Grace shook her head. “It must feel terrible, to threaten people with violence and death.”
“Tonight I’m here to make you a rich woman, a free woman, to give your darling mother a life of dignity and health and joy. Your own government cannot protect you. I can. This gives me enormous pleasure.”
“You can’t quit either, can you? They own you like they own Elena.” Grace looked at the pictures of The Grove.
“My parents live well. I live well. This is a choice I have made, even if it’s a life I did not seek.”
“You were recruited, like Elena.”
Roberta reached into Grace’s purse and took her phone and her notebook. “This is how we knew where you were, by the way. These lovely phones, your credit card.” With her other hand she grabbed William’s bag.
“Hey!”
“A deal’s a deal, Grace. Get yourself some new tech. Everything you need, to access the money, is in that folder. And tomorrow you’ll receive an email confirmation about your mother’s place in The Grove. It’s hers as of Monday. Why not fly first-class to Miami and surprise her?”
“Where are you going?”
At the door Roberta stopped. “This is your room. It’s much lovelier than the Holiday Inn Express, and befitting of your new stat
ion.” She winked. “Sorry to drink your champagne. Order yourself another one if you like, on us.”
42
NOVYY RIM, RUSSIA, 2016
Sergei Sorokin’s driver had a hangover. Most of the city seemed to have a hangover, Sergei thought, as the morning traffic on the Rublevo-Uspenskoe Highway was light in both directions. The flying eagle of the Craig logo on the steering wheel pleased him so much that he moved to the right side of the back seat so he might see it better as they made their way west of Moscow. Most senior government officials rode in Craigs. When the car was first launched, people made fun of the Craig Ne Plus Ultra for having the worst name in automotive history, yet now it was a global bestseller. It was the largest, least fuel-efficient, and most opulent American car, and it was the first to be bulletproof. At just $145,000 it was cheaper than buying a less luxurious Mercedes and fitting it with aftermarket glass and Kevlar, steel plates, and ballistic nylon in the body.

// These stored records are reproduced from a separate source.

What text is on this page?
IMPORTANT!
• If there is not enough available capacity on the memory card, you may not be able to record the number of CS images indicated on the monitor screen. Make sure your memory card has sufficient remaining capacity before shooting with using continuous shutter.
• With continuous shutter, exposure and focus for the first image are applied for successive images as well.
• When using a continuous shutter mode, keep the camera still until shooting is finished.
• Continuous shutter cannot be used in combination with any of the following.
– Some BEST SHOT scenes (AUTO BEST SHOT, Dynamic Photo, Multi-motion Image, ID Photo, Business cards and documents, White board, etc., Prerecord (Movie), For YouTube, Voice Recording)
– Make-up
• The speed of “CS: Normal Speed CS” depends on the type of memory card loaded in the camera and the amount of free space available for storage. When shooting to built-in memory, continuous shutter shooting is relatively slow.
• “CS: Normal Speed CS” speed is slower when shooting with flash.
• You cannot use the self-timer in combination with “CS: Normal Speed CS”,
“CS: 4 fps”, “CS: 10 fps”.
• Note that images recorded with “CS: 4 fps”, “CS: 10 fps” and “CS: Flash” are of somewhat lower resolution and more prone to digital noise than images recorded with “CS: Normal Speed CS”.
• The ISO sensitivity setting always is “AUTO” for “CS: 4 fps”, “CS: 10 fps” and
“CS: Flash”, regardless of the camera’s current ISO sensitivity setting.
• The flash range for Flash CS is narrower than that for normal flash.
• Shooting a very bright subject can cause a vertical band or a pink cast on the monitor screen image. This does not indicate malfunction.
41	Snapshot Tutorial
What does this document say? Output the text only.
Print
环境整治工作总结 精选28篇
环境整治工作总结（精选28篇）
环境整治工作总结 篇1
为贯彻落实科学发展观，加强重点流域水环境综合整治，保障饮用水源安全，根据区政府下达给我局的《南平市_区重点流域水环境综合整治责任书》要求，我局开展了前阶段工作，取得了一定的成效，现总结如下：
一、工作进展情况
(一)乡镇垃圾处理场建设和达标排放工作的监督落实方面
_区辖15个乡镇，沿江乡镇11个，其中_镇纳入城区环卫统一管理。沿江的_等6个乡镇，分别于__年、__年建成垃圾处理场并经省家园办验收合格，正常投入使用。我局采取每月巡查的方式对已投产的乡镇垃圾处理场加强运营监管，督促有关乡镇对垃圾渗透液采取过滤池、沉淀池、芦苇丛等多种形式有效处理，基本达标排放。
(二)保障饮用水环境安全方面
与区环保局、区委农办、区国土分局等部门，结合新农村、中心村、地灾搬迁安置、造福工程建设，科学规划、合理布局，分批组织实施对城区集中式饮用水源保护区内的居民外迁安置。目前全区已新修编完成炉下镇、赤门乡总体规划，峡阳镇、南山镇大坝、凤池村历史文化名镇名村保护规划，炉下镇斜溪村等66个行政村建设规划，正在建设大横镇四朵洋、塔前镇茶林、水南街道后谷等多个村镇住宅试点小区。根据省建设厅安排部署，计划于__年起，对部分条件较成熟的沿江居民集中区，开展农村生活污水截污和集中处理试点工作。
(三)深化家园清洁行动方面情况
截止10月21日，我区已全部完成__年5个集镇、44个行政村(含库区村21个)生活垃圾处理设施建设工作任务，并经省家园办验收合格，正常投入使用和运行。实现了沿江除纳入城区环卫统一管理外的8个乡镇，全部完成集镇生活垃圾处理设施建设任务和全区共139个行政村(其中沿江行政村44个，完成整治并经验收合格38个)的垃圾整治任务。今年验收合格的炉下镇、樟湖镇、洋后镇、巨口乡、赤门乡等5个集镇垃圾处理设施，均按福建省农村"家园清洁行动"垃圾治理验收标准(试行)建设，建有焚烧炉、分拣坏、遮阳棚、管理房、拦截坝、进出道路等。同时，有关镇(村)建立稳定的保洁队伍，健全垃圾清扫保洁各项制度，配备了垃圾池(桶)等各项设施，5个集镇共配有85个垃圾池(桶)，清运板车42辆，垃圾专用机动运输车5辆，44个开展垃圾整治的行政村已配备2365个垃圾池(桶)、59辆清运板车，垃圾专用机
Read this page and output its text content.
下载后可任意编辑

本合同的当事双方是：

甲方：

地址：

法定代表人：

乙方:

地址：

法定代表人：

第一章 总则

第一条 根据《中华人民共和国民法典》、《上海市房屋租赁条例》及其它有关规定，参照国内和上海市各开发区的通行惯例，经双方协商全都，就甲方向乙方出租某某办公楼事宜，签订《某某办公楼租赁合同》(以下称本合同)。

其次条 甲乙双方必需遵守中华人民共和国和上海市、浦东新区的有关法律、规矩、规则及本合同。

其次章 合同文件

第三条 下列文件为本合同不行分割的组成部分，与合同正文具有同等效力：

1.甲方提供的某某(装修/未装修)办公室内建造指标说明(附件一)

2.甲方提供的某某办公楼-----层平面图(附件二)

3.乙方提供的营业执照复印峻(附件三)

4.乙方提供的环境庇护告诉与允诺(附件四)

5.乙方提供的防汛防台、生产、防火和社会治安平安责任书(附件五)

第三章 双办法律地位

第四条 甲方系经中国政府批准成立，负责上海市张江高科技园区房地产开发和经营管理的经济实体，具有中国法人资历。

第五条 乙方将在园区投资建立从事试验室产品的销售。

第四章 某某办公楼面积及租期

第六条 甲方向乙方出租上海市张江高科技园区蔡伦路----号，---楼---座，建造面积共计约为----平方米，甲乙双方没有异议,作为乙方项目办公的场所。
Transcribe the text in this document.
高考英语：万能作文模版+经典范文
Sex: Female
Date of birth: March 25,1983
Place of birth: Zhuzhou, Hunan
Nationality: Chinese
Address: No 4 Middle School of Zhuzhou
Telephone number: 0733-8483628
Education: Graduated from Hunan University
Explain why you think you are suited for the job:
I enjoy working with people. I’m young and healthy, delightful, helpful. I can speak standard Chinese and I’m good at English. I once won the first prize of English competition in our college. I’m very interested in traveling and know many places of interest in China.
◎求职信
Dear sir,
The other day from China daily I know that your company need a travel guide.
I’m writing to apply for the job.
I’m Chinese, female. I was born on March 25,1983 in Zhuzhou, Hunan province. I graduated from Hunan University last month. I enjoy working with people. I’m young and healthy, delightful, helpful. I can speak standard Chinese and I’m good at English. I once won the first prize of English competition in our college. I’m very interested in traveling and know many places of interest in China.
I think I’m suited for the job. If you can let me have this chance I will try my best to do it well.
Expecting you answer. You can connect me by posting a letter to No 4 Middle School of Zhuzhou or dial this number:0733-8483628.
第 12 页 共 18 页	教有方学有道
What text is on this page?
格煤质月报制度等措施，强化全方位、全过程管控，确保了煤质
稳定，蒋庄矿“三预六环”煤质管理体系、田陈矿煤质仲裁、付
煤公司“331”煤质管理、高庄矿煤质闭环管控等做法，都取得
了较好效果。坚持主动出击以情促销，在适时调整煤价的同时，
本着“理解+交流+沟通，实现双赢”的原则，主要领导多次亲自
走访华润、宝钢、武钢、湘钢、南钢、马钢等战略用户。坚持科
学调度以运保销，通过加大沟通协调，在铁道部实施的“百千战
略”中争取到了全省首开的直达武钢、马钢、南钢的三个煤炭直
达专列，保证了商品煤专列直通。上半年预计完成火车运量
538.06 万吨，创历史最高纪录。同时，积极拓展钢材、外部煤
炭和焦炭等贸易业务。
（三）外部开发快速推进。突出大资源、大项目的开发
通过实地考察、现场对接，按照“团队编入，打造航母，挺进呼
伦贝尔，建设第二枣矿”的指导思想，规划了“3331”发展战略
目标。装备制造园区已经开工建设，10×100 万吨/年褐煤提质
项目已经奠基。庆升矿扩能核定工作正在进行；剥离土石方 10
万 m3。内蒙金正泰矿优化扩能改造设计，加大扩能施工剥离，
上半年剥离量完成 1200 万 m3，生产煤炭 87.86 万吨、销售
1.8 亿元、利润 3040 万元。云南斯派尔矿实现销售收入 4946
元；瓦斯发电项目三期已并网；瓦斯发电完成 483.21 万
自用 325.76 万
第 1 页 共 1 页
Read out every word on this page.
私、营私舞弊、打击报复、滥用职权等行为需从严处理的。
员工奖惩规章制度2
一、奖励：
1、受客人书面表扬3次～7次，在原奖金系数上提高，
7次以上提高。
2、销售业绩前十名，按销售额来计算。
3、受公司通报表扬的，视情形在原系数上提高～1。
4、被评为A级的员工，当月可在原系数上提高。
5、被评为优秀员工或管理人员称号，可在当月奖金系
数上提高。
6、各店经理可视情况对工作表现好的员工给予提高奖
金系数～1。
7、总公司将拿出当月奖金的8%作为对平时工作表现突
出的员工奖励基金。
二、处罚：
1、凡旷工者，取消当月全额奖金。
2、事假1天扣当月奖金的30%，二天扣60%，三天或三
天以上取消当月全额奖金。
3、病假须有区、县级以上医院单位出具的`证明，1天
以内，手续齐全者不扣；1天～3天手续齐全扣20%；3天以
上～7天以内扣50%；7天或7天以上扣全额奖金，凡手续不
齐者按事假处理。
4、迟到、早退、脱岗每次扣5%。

At his early morning breakfast, in a quiet café next to a massive tavern, crews had not yet cleaned the bottles, cans, vomit, and other detritus of late-late-late-night partying. After so many years of Russophobia, the new president-elect of the United States of America was considered a friend of the Kremlin.
Mironov’s president.
At seventy-one and irredeemably fat, grotesquely rich, and something like happy, Sergei considered what he was leaving behind. President-elect Anthony Craig was his legacy, but if it coincided with the Russian renaissance he had so longed for, a growing part of him wanted his grandchildren to understand and celebrate his role in it. He imagined a modest statue of himself at the Park Ville gate, in Rublyovka, five minutes from his home. Too many of the young oligarchs he helped make and mentor had abandoned their mansions in Rublyovka.
Today represented the day they began returning home, with their ambitions and their capital. A woman from the best flower shop in Moscow had met him at the café, and the bouquet smelled enchanting in the back seat. On his way home from this meeting Sergei would stop at the perfume stand in GUM and buy his new wife Svetlana a gift. He liked to buy Chamade, a Guerlain fragrance named for the drumbeat of Napoleon’s retreat from Moscow.